Après avoir quitté l’Armée en 1964
au retour de la triste période algérienne, et avoir vécu
une seconde carrière civile, l’âge définitif de la
retraite est arrivé.
J’ai alors, poussé par mes enfants, envisagé
d’écrire mes souvenirs : D'enfance, de jeunesse, de l’âge
d’homme (dont ces souvenirs « Indochinois » sont extraits).
Peut-être que ces trois albums écrits à la plume, agrémentés
de quelques photos, intéresseront ou amuseront les générations
à venir. Et puis, en 1995, je suis retourné au VIETNAM, en
solitaire, avec un 4x4, un chauffeur et un interprète, accompagné
par mon frère et ma belle-sœur.
J’ai voulu, bien sûr, revoir HANOÏ et
HAÏPHONG, mais surtout refaire la RC4 : LANG SON, THAT KHE, le Col
de LOUNG PHAÏ, DONG KHE, CAO BANG, BAC KAN... Peu de traces militaires
de notre présence, sauf quelques ouvrages bétonnés
en bordure du Delta. Mais les paysans étaient toujours courbés
dans la rizière pour repiquer le riz, avec des buffles apparemment
toujours aussi placides.
Les paysages étaient les mêmes, superbes
et souvent grandioses, mais nous ne les avions pas regardés de la
même façon, et nous ne les avions pas appréciés,
trop occupés à scruter la végétation pour essayer
de détecter l’embuscade meurtrière.
J’ai cherché le cimetière de DONG
KHE, pour essayer de retrouver la tombe du Capitaine CASANOVA, de mon sous-officier
adjoint, et de nos tirailleurs, que j’avais enterrés. Mais il y
avait une école à sa place... Après avoir interrogé
bien des gens dans le village, j’ai appris que les restes de nos soldats
avaient été officiellement exhumés et transportés
à HANOÏ. Ils sont très certainement maintenant à
la Nécropole de FREJUS, parmi les 4000 " inconnus " rapatriés.
Maintenant la page est tournée, après
beaucoup d’autres pages qui ont été tournées depuis
des siècles par tous ceux qui m’ont précédé.
Je pense souvent à cette longue lignée d’êtres humains,
avec leurs joies et leurs peines, qui se sont succédés certainement
au prix d’un très dur labeur sur leur terre corrézienne.
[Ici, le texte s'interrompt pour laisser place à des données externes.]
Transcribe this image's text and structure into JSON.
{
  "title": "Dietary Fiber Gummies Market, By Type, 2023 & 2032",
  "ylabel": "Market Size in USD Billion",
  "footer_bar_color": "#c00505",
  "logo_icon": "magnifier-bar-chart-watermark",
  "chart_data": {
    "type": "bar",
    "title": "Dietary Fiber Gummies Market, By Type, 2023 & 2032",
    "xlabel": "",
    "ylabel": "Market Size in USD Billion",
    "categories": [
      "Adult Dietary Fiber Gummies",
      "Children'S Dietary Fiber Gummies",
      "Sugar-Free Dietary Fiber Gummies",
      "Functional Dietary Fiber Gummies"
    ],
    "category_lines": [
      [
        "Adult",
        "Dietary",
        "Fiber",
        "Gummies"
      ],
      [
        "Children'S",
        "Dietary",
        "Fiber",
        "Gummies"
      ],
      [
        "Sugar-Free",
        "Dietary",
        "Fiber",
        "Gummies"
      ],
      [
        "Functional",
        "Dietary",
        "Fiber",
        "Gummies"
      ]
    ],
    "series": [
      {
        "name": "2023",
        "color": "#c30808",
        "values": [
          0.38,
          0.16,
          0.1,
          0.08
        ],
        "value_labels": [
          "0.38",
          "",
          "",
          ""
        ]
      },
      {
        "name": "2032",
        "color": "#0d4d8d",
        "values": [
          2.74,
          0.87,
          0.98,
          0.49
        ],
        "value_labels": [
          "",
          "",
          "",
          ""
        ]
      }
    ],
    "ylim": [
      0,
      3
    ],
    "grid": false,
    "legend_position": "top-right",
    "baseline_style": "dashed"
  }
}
Ils ont traversé des guerres, des révoltes, peut-être
des famines et des épidémies, mais ils ont serré les
dents et poursuivi leur chemin, en créant leur famille, assurant
leur descendance, et apportant leur " pierre " même très modeste.
Je pense à mon père, à la
guerre de 14-18, engagé volontaire 8 jours après avoir atteint
l’âge réglementaire des 18 ans, et blessé quelques
mois après au Chemin des Dames. Je pense à mon grand-père,
qui a obtenu son baccalauréat en 1880. Je pense à mon arrière
arrière grand-père, conscrit pendant les guerres napoléoniennes,
simple fusilier 2ème classe au 44ème de Ligne de la Grande
Armée, qui a usé ses semelles de la Prusse à l’Espagne,
avant d’être blessé devant SARAGOSSE. Je pense à tous
ceux que je ne connais pas, mais qui ont bien existé pour que je
sois là.
Je sens qu’ils sont tous derrière moi, et
j’espère qu’ils pensent que j’ai été digne d’eux,
et que moi aussi j’apporte ma pierre pour continuer le chemin...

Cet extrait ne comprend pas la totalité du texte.